Uwimana knew since high school that she was interested in science. “I took biology and chemistry and I realized that I liked understanding how things work on a deeper level,” she explained. She was involved in a peer program called Bridge2Rwanda, which prepared her for the SAT and applying to colleges. She knew that she wanted to study science and after consulting with her advisor, she learned about Marist and its science program, so she decided to apply.

While at Marist, Uwimana has done other research, including studying the microbiology of the Hudson River. In terms of extracurricular activities, she is involved in Relay for Life, Campus Ministry, and Ambassadors. Although English is not her first language, Uwimana has found it easy to fit in at Marist.

With her unique background, she can speak three languages: her native language Kinyawanda, French, and English. French was taught to her during first grade and she became fluent in English when she took a gap year after high school.

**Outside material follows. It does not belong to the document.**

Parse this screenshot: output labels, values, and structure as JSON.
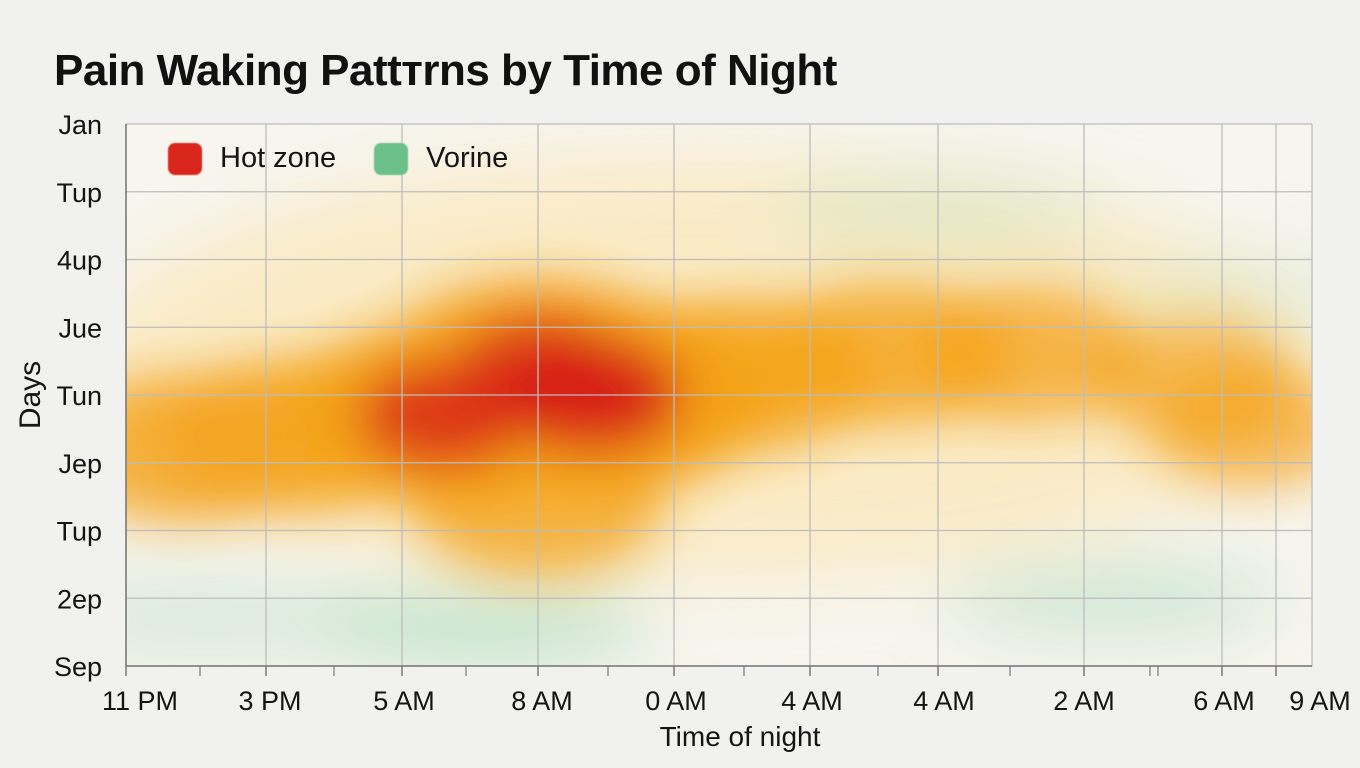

“I really appreciate being an international student,” she said with a smile. “It feels unique. Being culturally different and learning from others is fascinating. It’s helped me integrate more easily into American culture.”

Now, she said, Marist has become her home because of the “atmosphere” and the people. “They’ve been so helpful, so understanding, and so nice to me,” she said. “I’m going to cry when it’s all over.”

As she continues her senior year, Uwimana is now looking into applying to medical schools. Some of the places on her list include Ivy League schools, Mount Sinai, and Michigan State. For her, it is all about research and she hopes to become an endocrinologist one day.

She credits Marist with helping her become the “full person” that she is today.

“I never lost my identity, although it was somewhat challenging,” she admitted. “Instead, it’s opened my mind and made me feel like a global citizen.”